28 servings (serving size: 1 ounce)

Recipe from

Cooking Light

Nutritional Information

Calories 133
Fat 6.2 g
Satfat 1.1 g
Monofat 3 g
Polyfat 1.9 g
Protein 2.8 g
Carbohydrate 18.7 g
Fiber 1 g
Cholesterol 1 mg
Iron 0.3 mg
Sodium 173 mg
Calcium 8 mg

Ingredients

Cooking spray
1 cup sugar
1 cup light-colored corn syrup
1 tablespoon butter
1 (11.5-ounce) container salted, dry-roasted peanuts
1 1/2 teaspoons baking soda
1 teaspoon chipotle chile powder

Preparation

1. Line a large baking sheet with parchment paper; coat paper with cooking spray.

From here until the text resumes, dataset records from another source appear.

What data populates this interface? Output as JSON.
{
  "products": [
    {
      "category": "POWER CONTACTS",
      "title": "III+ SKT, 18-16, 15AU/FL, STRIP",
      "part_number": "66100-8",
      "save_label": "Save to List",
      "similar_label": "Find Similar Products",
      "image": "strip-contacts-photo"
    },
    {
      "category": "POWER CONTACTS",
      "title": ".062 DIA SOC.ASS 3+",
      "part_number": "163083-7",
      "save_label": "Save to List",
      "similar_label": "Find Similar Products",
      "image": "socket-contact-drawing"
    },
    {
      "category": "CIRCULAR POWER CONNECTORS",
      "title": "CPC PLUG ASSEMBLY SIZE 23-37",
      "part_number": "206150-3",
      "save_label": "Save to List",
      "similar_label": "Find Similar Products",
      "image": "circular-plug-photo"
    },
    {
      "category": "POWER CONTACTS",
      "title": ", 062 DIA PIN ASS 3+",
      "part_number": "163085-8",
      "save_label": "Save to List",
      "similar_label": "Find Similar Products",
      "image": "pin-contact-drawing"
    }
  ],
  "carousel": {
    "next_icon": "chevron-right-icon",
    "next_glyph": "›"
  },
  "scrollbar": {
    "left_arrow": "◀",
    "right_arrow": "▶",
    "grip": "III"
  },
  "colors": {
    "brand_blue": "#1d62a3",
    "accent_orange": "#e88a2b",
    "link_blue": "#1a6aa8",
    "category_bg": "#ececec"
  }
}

2. Combine sugar, corn syrup, and butter in a large, heavy saucepan over medium heat. Cook 18 minutes or until a candy thermometer registers 275°, stirring frequently. Add peanuts; cook 3 minutes or until a candy thermometer registers 295°, stirring constantly. Remove from heat; stir in baking soda and chile powder. (The baking soda will cause the mixture to bubble and become opaque.)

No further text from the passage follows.